Charles Cadoux: Professeur émérite à l’Université d’Aix Marseille, ancien directeur de l’Institut d’Etudes politiques d’Aix en Provence, Professeur de droit public à la Faculté de Droit et Sciences Economiques de l’Université de Madagascar de 1963 à 1974, Doyen de cette Faculté en 1972, membre de l’Académie Malgache, Commandeur de l’Ordre National malgache, diplômé de lettres classiques de l’Université de Lyon, et agrégé de droit, Charles Cadoux n’est plus à présenter à Madagascar, car bon nombre de ses anciens étudiants occupent des postes éminents actuellement, si l’on ne parle que du juge Raymond Ranjeva, du Premier Ministre Jacques Sylla ou encore du leader du MFM, Manandafy Rakotonirina. Il a déjà rédigé une dizaine d’ouvrages sur Madagascar, et est actuellement en train de travailler sur un article portant sur la politique malgache, et plus précisément intitulé « le régime semi-présidentiel à Madagascar ». Charles Cadoux, qui dispense tous les ans des cours de sciences politiques à l’Institut Catholique de Madagascar, a accepté d’être notre invité du lundi et de se pencher sur les actualités « chaudes » du pays, à titre personnel. Une vision qui change un peu de celle des politiciens locaux. Interview.
Je peux dire qu’il y a eu une évolution des régimes politiques à Madagascar. La Ière République était un régime calme et assez démocratique. Dans l’histoire malgache, elle reste un exemple de régime politique stable. Depuis 1975, avec la II ème République, la Constitution avait un cadre précis de type socialiste et non parlementaire. Ratsiraka avait une forte personnalité, mais en moins de 10 ans, l’opinion publique a tourné. Une nouvelle période de flottement a marqué l’année 1991, avec la création de la IIIème République, dont la Constitution était de type semi-présidentiel. Après Zafy Albert, le retour de Ratsiraka a été à l’origine d’un changement profond de la Constitution en 1998. Cette dernière a été « bousculée », car elle a vu la création des provinces autonomes et a donné plus de pouvoir au Président de la République. Depuis, il n’y a pas eu de remodelage de la Constitution.
Il y a beaucoup de discours, mais ça manque de communication. On voit le Président de la République qui s’exprime beaucoup, mais pas sur les affaires cruciales, et cela entretient les rumeurs.

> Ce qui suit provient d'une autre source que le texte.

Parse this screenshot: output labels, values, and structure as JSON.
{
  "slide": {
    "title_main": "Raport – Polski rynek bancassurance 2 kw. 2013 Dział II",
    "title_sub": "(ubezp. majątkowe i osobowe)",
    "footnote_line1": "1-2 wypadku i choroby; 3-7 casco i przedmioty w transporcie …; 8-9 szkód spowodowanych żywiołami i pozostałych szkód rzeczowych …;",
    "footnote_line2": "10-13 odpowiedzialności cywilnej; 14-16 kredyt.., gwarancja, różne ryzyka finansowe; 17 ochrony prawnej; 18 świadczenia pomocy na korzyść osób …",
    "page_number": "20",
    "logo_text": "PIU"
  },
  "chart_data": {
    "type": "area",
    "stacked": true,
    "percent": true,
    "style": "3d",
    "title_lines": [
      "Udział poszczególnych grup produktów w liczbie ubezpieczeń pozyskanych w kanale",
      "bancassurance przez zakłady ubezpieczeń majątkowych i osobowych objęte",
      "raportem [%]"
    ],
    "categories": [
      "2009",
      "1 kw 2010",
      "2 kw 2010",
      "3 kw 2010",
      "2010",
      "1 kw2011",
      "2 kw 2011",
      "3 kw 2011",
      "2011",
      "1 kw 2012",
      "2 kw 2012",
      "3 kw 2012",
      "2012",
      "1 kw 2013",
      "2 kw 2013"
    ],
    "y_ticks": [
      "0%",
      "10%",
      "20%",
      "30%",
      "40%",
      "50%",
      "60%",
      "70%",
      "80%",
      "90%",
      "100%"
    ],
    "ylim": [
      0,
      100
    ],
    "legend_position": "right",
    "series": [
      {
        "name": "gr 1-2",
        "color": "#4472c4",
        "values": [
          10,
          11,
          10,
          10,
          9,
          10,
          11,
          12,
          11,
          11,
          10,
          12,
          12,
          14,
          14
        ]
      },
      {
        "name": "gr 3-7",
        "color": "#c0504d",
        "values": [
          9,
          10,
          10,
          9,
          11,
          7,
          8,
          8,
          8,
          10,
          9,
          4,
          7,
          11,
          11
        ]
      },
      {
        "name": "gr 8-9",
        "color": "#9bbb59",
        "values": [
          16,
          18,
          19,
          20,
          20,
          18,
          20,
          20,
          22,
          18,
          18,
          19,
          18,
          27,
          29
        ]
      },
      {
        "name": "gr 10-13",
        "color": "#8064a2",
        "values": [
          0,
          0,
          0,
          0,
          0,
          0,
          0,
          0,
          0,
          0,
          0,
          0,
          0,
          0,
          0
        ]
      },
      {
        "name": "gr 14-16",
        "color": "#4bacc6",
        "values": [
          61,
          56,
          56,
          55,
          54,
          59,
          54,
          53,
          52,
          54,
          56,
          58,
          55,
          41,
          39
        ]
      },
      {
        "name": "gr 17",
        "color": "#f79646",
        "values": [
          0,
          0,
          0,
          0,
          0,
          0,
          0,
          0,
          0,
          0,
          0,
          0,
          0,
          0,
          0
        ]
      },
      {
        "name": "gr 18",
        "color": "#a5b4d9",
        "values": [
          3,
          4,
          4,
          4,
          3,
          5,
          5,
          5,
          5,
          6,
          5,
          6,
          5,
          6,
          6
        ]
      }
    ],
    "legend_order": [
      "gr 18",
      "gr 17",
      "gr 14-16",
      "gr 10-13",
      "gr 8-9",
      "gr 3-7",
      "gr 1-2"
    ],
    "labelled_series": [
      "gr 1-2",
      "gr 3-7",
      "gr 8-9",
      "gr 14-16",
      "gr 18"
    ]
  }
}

Nous avons actuellement un régime semi-présidentiel, mais dans la pratique, il tourne autour du présidentialisme. Il ne s’agit pas d’une dictature, mais il y a un pouvoir accru du Président de la République. Le régime semi-présidentiel convient à Madagascar et à sa population, mais c’est un régime qui est difficile à faire fonctionner. Le mauvais fonctionnement tient à la qualité des hommes et femmes politiques. Pour la conférence nationale, on en entend beaucoup parler. C’est très démocratique, mais dans la pratique, j’ai peur qu’elle ne soit animée par une opposition hostile à Ravalomanana, des politiques qui n’ont pu être dans le Gouvernement. J’espère que cela va aboutir à quelque chose de concret, que cela ne va pas finir sur la place du 13 mai. Il faut savoir que la conférence nationale n’a pas de pouvoir juridique et que ce n’est pas dans la Constitution. Dans un régime démocratique, l’opposition est certes importante, mais il faut qu’elle soit cohérente, et on ne change pas de gouvernement s’il n’y a pas un programme précis de rechange. On aura l’impression que Madagascar fait du surplace si cette conférence aboutit à des troubles.
Le régime a difficilement obtenu sa légitimité, mais on peut dire que les résultats sur 3 ans ne sont pas très brillants, on a constaté une dégradation du niveau de vie de la population. On est amené à se demander si pendant les deux prochaines années, les dirigeants pourront redresser cette lacune. J’espère cependant qu’ils resteront en place car il faut du temps pour qu’un régime réussisse. 3 ans, c’est court, mais il faut que les dirigeants expliquent bien ce qu’il font, qu’ils donnent régulièrement des informations appuyées par des faits, mais pas des effets de manche en inaugurations ou réceptions de hautes personnalités.
Pour le cas de Pierrot Rajaonarivelo, l’opposition peut toujours dire que c’est un jeu politique. Concernant Olivier Peguy, Madagascar a le droit de renvoyer qui il veut. Le Gouvernement n’a rien à se reprocher sur le plan juridique, mais sur les retombées politiques, cela peut être mal vu.